Rare Disease Week on Capitol Hill

NNPDF was honored to have 3 of our community members attend Rare Disease Week on Capitol Hill in Washington, DC last month. Garland Alvey, Kelly Lee, and Christine Petty attended the weeklong event.

Rare Disease Week on Capitol Hill empowers and inspires hundreds of advocates each year. Rare Disease Legislative Advocates (RDLA), a program of the EveryLife Foundation for Rare Diseases, brings together hundreds of rare disease individuals, family members, caregivers, and advocates from across the country to make their voices heard by their Members of Congress. Participants are educated on policy proposals impacting the rare disease community and provide opportunities to advocate for policy changes directly to their Members of Congress.

Thank you to Garland, Kelly, and Christine for sharing your voice and advocating on behalf of our entire Niemann-Pick Community. Read their summary reports below.

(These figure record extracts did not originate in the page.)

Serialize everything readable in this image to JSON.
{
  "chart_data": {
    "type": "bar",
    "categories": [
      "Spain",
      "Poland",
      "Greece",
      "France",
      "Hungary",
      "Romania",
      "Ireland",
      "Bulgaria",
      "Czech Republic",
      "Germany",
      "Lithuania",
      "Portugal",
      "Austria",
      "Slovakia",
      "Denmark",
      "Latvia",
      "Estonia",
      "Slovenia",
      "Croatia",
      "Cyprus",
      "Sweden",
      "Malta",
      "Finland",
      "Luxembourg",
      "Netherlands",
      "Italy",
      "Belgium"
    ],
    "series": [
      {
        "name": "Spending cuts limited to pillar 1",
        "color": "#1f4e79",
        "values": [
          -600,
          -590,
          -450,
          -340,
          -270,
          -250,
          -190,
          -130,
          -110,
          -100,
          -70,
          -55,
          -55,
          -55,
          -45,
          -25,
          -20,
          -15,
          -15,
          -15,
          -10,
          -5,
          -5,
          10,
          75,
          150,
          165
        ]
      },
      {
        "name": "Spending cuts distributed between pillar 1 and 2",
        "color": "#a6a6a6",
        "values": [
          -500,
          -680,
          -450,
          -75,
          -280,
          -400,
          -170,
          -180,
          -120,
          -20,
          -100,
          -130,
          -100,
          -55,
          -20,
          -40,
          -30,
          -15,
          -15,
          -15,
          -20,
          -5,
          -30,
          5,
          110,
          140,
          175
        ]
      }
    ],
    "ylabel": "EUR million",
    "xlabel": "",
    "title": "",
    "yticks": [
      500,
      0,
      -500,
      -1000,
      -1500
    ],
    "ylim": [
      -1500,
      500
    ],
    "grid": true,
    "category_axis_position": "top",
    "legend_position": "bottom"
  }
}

Rare Disease Week on Capitol Hill Summary Reports

Garland Alvey Summary Report
Kelly Lee Summary Report
Christine Petty Report

Why is Rare Disease Week important to the Niemann-Pick Disease community?

As part of the Niemann-Pick community, we are all advocates and our voices matter. Building awareness about rare diseases like Niemann-Pick disease is so important, and Capitol Hill week is a great opportunity for our voices to be heard.

Rare Disease Week is an opportunity for our community to increase awareness, learn about policy updates, and educate our policy makers about the challenges we face, and needs that we share, in living with Niemann-Pick disease.

Supporting one another. Supporting our community.